Segundo a otorrinolaringologista Ana Maria Ciola, de Londrina, apesar de ainda ser a operação mais realizada em crianças, os critérios para a indicação cirúrgica mudaram e ficaram mais restritos. Por isso, se bem indicada, a cirurgia pode trazer mais qualidade de vida.
A cirurgia de amígdala, segundo a médica, é feita quando elas estão muito grandes (hipertrofiadas), podendo atrapalhar a respiração, quando há infecções de repetição (mais de cinco por ano), ou quando há suspeita de tumor. Outro motivo pode ser uma halitose intensa, causada por uma substância produzida na amígdala. ''Mas essa é uma indicação relativa, em que o paciente decide ou não pela cirurgia'', informa a médica.
Ela explica que quando a amígdala está aumentada, o que ocorre geralmente com o crescimento também da adenóide, outro tecido linfóide, só que localizado na parte posterior do nariz, a respiração nasal é prejudicada. E a criança passa a respirar pela boca. Esse crescimento, segundo a médica, ocorre nos períodos de infecção, que como são de repetição, não deixam a amígdala voltar ao tamanho normal. Já a adenóide, cuja cirurgia pode ser associada com a da amígdala, pode estar aumentada por causa de processos alérgicos, por uso de chupeta, ou mesmo por ser uma característica familiar.
Com a respiração bucal, a criança passa a roncar quando dorme, e pode apresentar um cansaço excessivo, por conta do esforço em respirar. Mas o principal problema é a apnéia, pequenas paradas respiratórias durante o sono por causa da região da garganta ''fechada''. ''Isso pode causar falta de oxigenação adequada no cérebro'', alerta o pediatra Álvaro Luiz de Oliveira, de Londrina.
Além disso, a respiração bucal ainda pode causar outros problemas, como sono agitado, dificuldade para dormir, dificuldade para praticar atividades físicas, fala anasalada e falta de tônus muscular na região da face, prejudicando a fala.
''É uma criança que pode ter o crescimento afetado, já que não consegue se alimentar direito, pela dificuldade de coordenar a alimentação e a respiração'', informa o médico. Ele alerta ainda que a deformidade da arcada dentária nestes casos pode ser maior que a causada pela chupeta.

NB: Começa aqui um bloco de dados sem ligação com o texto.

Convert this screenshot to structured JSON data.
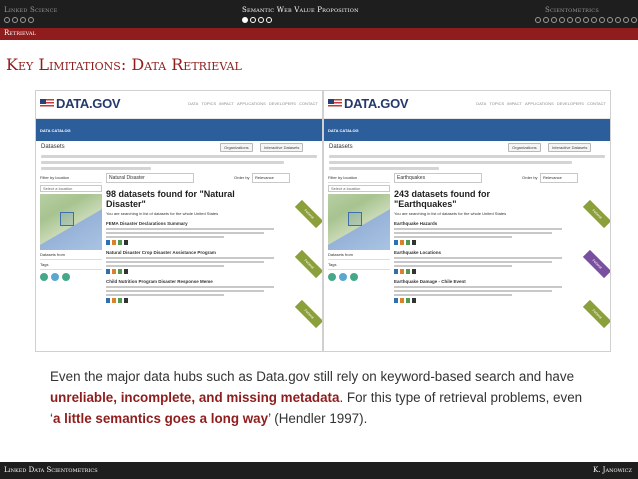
{
  "header": {
    "sections": [
      {
        "label": "Linked Science",
        "dots": 4,
        "filled": -1,
        "active": false
      },
      {
        "label": "Semantic Web Value Proposition",
        "dots": 4,
        "filled": 0,
        "active": true
      },
      {
        "label": "Scientometrics",
        "dots": 14,
        "filled": -1,
        "active": false
      }
    ],
    "subsection": "Retrieval"
  },
  "slide": {
    "title": "Key Limitations: Data Retrieval"
  },
  "screenshots": [
    {
      "logo": "DATA.GOV",
      "nav": [
        "DATA",
        "TOPICS",
        "IMPACT",
        "APPLICATIONS",
        "DEVELOPERS",
        "CONTACT"
      ],
      "band": "DATA CATALOG",
      "crumb": "Datasets",
      "btn1": "Organizations",
      "btn2": "Interactive Datasets",
      "filter_label": "Filter by location",
      "filter_select": "Select a location",
      "search_value": "Natural Disaster",
      "sort_label": "Order by",
      "sort_value": "Relevance",
      "count_text": "98 datasets found for \"Natural Disaster\"",
      "note": "You are searching in list of datasets for the whole United States",
      "datasets_label": "Datasets from",
      "tags_label": "Tags",
      "results": [
        {
          "title": "FEMA Disaster Declarations Summary"
        },
        {
          "title": "Natural Disaster Crop Disaster Assistance Program"
        },
        {
          "title": "Child Nutrition Program Disaster Response Meme"
        }
      ],
      "ribbon": "Federal"
    },
    {
      "logo": "DATA.GOV",
      "nav": [
        "DATA",
        "TOPICS",
        "IMPACT",
        "APPLICATIONS",
        "DEVELOPERS",
        "CONTACT"
      ],
      "band": "DATA CATALOG",
      "crumb": "Datasets",
      "btn1": "Organizations",
      "btn2": "Interactive Datasets",
      "filter_label": "Filter by location",
      "filter_select": "Select a location",
      "search_value": "Earthquakes",
      "sort_label": "Order by",
      "sort_value": "Relevance",
      "count_text": "243 datasets found for \"Earthquakes\"",
      "note": "You are searching in list of datasets for the whole United States",
      "datasets_label": "Datasets from",
      "tags_label": "Tags",
      "results": [
        {
          "title": "Earthquake Hazards"
        },
        {
          "title": "Earthquake Locations"
        },
        {
          "title": "Earthquake Damage - Chile Event"
        }
      ],
      "ribbon": "Federal"
    }
  ],
  "caption": {
    "p1": "Even the major data hubs such as Data.gov still rely on keyword-based search and have ",
    "h1": "unreliable, incomplete, and missing metadata",
    "p2": ". For this type of retrieval problems, even ‘",
    "h2": "a little semantics goes a long way",
    "p3": "’ (Hendler 1997)."
  },
  "footer": {
    "left": "Linked Data Scientometrics",
    "right": "K. Janowicz"
  }
}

Como a amígdala e a adenóide se comunicam internamente com a tuba auditiva, outro problema comum são as frequentes otites (inflamação no ouvido), que podem causar prejuízo para a audição.
Um dos tratamentos alternativos usado nos casos de infecções de repetição, segundo a médica, é a homeopatia. ''Que nem sempre resolve. Mas é interessante tentar, já que, apesar de simples, a cirurgia envolve anestesia geral, e no caso de adultos o pós-operatório é bem dolorido'', diz.
A indicação cirúrgica, segundo os especialistas, vem da observação da qualidade da respiração da criança. ''Não existe uma idade ideal para fazer a cirurgia. A gente procura fazer quando a criança já tem mais de três ou quatro anos, porque antes disso há risco do problema reincidir. Mas isso depende do grau de obstrução respiratória'', avalia o pediatra. ''Normalmente não há efeito colateral, o que se percebe é uma melhora da qualidade de vida'', afirma Ana Maria.